L’esponente del M5s ha annunciato di aver ricevuto rassicurazioni sull’avvio delle procedure per l’acquisto di un nuovo acceleratore lineare, dopo le battaglie condotte in Parlamento e sul territorio. “Monitorerò personalmente i tempi per accelerare la conclusione dell’iter – ha aggiunto – così da garantire cure tempestive ai pazienti che oggi, in caso di guasto dell’unico impianto, sono costretti a spostarsi fino a Caltanissetta”.
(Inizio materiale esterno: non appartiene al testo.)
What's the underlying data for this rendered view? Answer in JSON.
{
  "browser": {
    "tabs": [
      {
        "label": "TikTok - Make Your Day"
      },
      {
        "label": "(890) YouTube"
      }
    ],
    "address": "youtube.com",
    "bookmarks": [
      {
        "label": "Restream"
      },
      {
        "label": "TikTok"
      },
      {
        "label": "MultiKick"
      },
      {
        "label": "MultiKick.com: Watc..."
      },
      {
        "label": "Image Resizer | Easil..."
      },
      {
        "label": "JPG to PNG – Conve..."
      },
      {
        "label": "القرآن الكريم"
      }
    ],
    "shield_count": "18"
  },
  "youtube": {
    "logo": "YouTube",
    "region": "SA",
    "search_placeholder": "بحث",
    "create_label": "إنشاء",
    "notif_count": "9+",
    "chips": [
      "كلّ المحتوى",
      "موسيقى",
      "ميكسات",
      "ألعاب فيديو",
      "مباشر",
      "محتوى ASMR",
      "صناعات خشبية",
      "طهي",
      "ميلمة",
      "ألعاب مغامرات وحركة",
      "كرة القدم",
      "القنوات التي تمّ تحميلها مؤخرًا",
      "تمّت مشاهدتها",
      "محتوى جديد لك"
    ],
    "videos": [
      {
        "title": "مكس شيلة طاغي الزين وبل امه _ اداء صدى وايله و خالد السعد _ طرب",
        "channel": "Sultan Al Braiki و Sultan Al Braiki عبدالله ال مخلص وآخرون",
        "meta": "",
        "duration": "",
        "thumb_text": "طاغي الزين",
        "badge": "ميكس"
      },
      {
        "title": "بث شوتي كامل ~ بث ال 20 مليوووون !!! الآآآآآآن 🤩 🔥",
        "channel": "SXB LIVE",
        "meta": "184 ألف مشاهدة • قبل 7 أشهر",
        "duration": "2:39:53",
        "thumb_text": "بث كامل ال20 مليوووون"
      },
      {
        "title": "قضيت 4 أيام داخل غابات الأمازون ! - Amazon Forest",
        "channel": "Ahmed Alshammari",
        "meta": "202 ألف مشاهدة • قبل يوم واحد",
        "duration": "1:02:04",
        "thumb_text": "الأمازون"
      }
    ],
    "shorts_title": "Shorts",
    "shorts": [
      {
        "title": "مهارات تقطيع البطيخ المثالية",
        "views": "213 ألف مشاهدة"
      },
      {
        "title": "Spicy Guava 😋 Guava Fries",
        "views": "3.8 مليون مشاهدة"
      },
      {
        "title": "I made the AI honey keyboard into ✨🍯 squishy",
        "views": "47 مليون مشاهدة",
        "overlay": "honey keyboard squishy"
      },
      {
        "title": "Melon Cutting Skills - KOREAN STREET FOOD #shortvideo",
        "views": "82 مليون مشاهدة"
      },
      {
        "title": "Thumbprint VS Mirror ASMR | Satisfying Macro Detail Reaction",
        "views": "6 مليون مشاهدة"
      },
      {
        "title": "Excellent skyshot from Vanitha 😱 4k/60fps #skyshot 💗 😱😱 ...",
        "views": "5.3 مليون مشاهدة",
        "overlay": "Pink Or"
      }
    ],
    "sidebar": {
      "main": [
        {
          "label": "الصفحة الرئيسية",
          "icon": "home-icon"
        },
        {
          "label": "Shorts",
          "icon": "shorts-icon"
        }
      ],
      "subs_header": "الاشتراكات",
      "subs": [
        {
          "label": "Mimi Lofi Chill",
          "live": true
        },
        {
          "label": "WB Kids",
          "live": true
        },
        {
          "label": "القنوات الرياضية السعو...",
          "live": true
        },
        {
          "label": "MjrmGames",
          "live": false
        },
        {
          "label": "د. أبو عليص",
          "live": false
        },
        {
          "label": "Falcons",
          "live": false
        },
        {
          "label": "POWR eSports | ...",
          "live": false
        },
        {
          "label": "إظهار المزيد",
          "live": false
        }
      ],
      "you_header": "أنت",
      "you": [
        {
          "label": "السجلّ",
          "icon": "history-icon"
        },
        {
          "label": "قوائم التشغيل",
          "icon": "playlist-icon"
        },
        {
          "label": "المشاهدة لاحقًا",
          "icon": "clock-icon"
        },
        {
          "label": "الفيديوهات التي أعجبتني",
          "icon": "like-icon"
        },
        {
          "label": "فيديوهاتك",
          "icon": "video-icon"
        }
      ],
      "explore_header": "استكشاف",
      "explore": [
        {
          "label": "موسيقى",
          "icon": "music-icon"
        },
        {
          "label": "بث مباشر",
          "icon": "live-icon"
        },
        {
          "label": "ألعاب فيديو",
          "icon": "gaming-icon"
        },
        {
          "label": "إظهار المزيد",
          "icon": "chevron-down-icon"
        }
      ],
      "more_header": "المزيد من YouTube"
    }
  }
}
Sul fronte delle liste d’attesa, Carmina ha riconosciuto alcuni miglioramenti, ma ha ribadito la necessità di un intervento strutturale sull’intero sistema sanitario. Riguardo alla carenza di medici, ha rilanciato la proposta di fare di Agrigento un polo universitario, pur evidenziando i limiti imposti dalle carenze infrastrutturali del territorio.
La deputata ha inoltre richiamato l’urgenza di completare i progetti della Missione 6 del Pnrr, segnalando “ritardi preoccupanti” nella realizzazione dei 19 interventi previsti. “La mia battaglia per una sanità al servizio dei cittadini – ha concluso – non avrà soste, né in Parlamento né sul territorio, finché non saranno garantite cure e prestazioni al pari delle altre regioni italiane”.